Believe it or not, Sky High is a blast
Every day, Watch This offers staff recommendations inspired by a new movie coming out that week. This week: Marvel’s prospective summer tentpole Iron Man 3 has us thinking back on more unusual superhero movies.
Sky High (2005)
Expectations for Sky High upon its initial release in 2005 were not exactly… well, you know. For one thing, the concept looked pretty silly: a training academy for teen superheroes, pitting the usual nerds against the usual bullies, with some X-Men-style powers tossed in to spice things up. For another, the director was Mike Mitchell, whose previous films included such physics-defying laugh vacuums as Surviving Christmas and Deuce Bigalow: Male Gigolo. Kurt Russell was one of the top-billed stars, but his character is relatively minor—the protagonist’s famous, imposing dad—and the role seemed a throwback to the bland, innocuous live-action Disney fare he’d started out in as a child actor, with titles like The Computer Wore Tennis Shoes. Somehow, though, all of these unpromising elements combined to produce one of the wittiest and most idiosyncratic mainstream comedies in ages. If any recent studio film deserves to be called a sleeper, this is the one.

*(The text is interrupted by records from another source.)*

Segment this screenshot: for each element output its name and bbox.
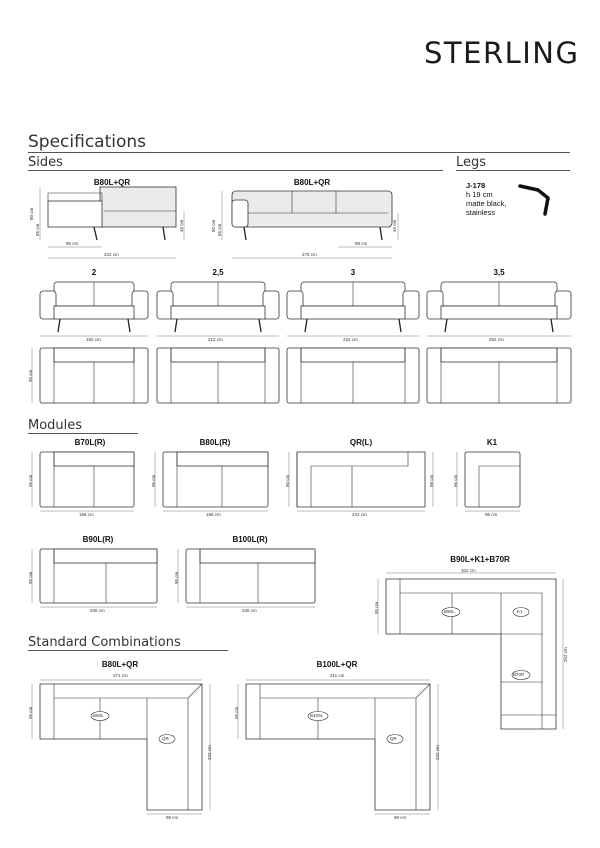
combination-b80l-qr bbox=[32, 680, 210, 814]
module-qrl-width: 222 cm bbox=[352, 512, 367, 517]
combination-2-label: B100L+QR bbox=[316, 660, 358, 669]
tag-b100l: B100L bbox=[310, 713, 324, 718]
section-combinations: Standard Combinations bbox=[28, 635, 181, 650]
side-2-height: 80 cm bbox=[211, 219, 216, 232]
front-view-2-5 bbox=[157, 282, 279, 336]
top-view-3-5 bbox=[427, 348, 571, 403]
module-k1-depth: 96 cm bbox=[453, 474, 458, 487]
module-b80l bbox=[155, 452, 268, 511]
module-qrl-depth-2: 98 cm bbox=[429, 474, 434, 487]
module-b80l-width: 186 cm bbox=[206, 512, 221, 517]
side-1-depth: 95 cm bbox=[66, 241, 79, 246]
combination-2-depth: 95 cm bbox=[234, 706, 239, 719]
tag-b80l: B80L bbox=[93, 713, 104, 718]
side-2-arm-height: 46 cm bbox=[392, 219, 397, 232]
module-b100l-label: B100L(R) bbox=[232, 535, 268, 544]
module-b70l-depth: 95 cm bbox=[28, 474, 33, 487]
front-view-3 bbox=[287, 282, 419, 336]
section-sides: Sides bbox=[28, 155, 63, 170]
module-b90l-k1-b70r-depth: 95 cm bbox=[374, 601, 379, 614]
module-b90l-depth: 95 cm bbox=[28, 571, 33, 584]
side-1-seat-height: 65 cm bbox=[35, 223, 40, 236]
top-view-3 bbox=[287, 348, 419, 403]
module-b100l-width: 226 cm bbox=[242, 608, 257, 613]
combination-1-length: 222 cm bbox=[207, 745, 212, 760]
side-1-height: 80 cm bbox=[29, 207, 34, 220]
combination-2-length: 222 cm bbox=[435, 745, 440, 760]
legs-finish-1: matte black, bbox=[466, 199, 507, 208]
combination-2-chaise-width: 98 cm bbox=[394, 815, 407, 820]
combination-1-chaise-width: 98 cm bbox=[166, 815, 179, 820]
module-k1-label: K1 bbox=[486, 438, 498, 447]
combination-1-label: B80L+QR bbox=[101, 660, 139, 669]
sofa-2-label: 2 bbox=[91, 268, 97, 277]
sofa-3-width: 232 cm bbox=[343, 337, 358, 342]
combination-1-depth: 95 cm bbox=[28, 706, 33, 719]
module-b90l-k1-b70r-width: 302 cm bbox=[461, 568, 476, 573]
module-b70l-label: B70L(R) bbox=[74, 438, 106, 447]
side-1-width: 222 cm bbox=[104, 252, 119, 257]
module-b90l-label: B90L(R) bbox=[82, 535, 114, 544]
leg-drawing bbox=[520, 186, 548, 214]
legs-finish-2: stainless bbox=[466, 208, 496, 217]
side-view-1 bbox=[40, 187, 184, 258]
module-b80l-depth: 95 cm bbox=[151, 474, 156, 487]
side-2-seat-height: 65 cm bbox=[217, 223, 222, 236]
front-view-2 bbox=[40, 282, 148, 336]
module-b100l bbox=[178, 549, 315, 607]
sofa-2-5-label: 2,5 bbox=[212, 268, 224, 277]
section-modules: Modules bbox=[28, 418, 83, 433]
combination-1-width: 271 cm bbox=[113, 673, 128, 678]
sofa-3-5-label: 3,5 bbox=[493, 268, 505, 277]
legs-code: J-178 bbox=[466, 181, 486, 190]
module-b90l bbox=[32, 549, 157, 607]
tag-k1: K1 bbox=[517, 609, 523, 614]
side-1-label: B80L+QR bbox=[93, 178, 131, 187]
side-view-2 bbox=[222, 191, 398, 258]
side-2-depth: 98 cm bbox=[355, 241, 368, 246]
module-b70l-width: 166 cm bbox=[79, 512, 94, 517]
sofa-2-5-width: 212 cm bbox=[208, 337, 223, 342]
module-b80l-label: B80L(R) bbox=[199, 438, 231, 447]
module-k1-width: 96 cm bbox=[485, 512, 498, 517]
legs-height: h 19 cm bbox=[466, 190, 493, 199]
top-view-2-5 bbox=[157, 348, 279, 403]
brand-logo: STERLING bbox=[424, 36, 580, 70]
sofa-3-label: 3 bbox=[350, 268, 356, 277]
module-b100l-depth: 95 cm bbox=[174, 571, 179, 584]
top-view-2 bbox=[32, 348, 148, 403]
section-legs: Legs bbox=[456, 155, 487, 170]
side-1-arm-height: 46 cm bbox=[179, 219, 184, 232]
tag-qr-2: QR bbox=[390, 736, 397, 741]
module-b90l-width: 206 cm bbox=[90, 608, 105, 613]
tag-b70r: B70R bbox=[513, 672, 525, 677]
module-b90l-k1-b70r-length: 262 cm bbox=[563, 647, 568, 662]
module-b70l bbox=[32, 452, 134, 511]
tag-b90l: B90L bbox=[444, 609, 455, 614]
front-view-3-5 bbox=[427, 282, 571, 336]
module-k1 bbox=[457, 452, 520, 511]
side-2-label: B80L+QR bbox=[293, 178, 331, 187]
page-title: Specifications bbox=[28, 132, 147, 152]
side-2-width: 276 cm bbox=[302, 252, 317, 257]
sofa-2-width: 192 cm bbox=[86, 337, 101, 342]
sofa-depth: 95 cm bbox=[28, 369, 33, 382]
tag-qr-1: QR bbox=[162, 736, 169, 741]
sofa-3-5-width: 252 cm bbox=[489, 337, 504, 342]
combination-2-width: 311 cm bbox=[330, 673, 345, 678]
combination-b100l-qr bbox=[238, 680, 438, 814]
module-qrl bbox=[289, 452, 433, 511]
module-qrl-depth: 90 cm bbox=[285, 474, 290, 487]
module-b90l-k1-b70r-label: B90L+K1+B70R bbox=[450, 555, 510, 564]
module-qrl-label: QR(L) bbox=[349, 438, 373, 447]
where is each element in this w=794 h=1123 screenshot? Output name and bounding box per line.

“Is that your power?” Bruce Campbell’s Coach Boomer might brusquely ask at this point. “Butt-kissery?” Campbell is just one of a host of well used utility players, the two most prominent being former Kids In The Hall members Dave Foley (as a long-suffering, now decidedly middle-aged sidekick) and Kevin McDonald (as a science teacher with a gigantic, bulbous cranium and a yen for evil twins). That they all feel as if they belong in this screwy hybrid of Marvel and John Hughes is a testament to the movie’s goofy, offhand sensibility, which continually downplays the ostensible plot (in which a supervillain turns most of Sky High into squalling infants, using a device called The Pacifier) in favor of throwaway gags. At one point, the literal hero (Michael Angarano) gets a significant close-up, registering powerful emotion, while in the background we faintly hear one of his classmates read a practice test question aloud: “Your hero flies north at 300 miles per hour for 15 minutes. His archenemy is tunneling south at 200 miles per hour for 10 minutes. Assuming your hero has X-ray vision, how long will it take for him to realize he’s going the wrong way?” It takes a first-rate comedy to bury a joke that good.
Availability: Disney DVD and Blu-Ray releases, rental and purchase from digital providers, and disc rental from Netflix.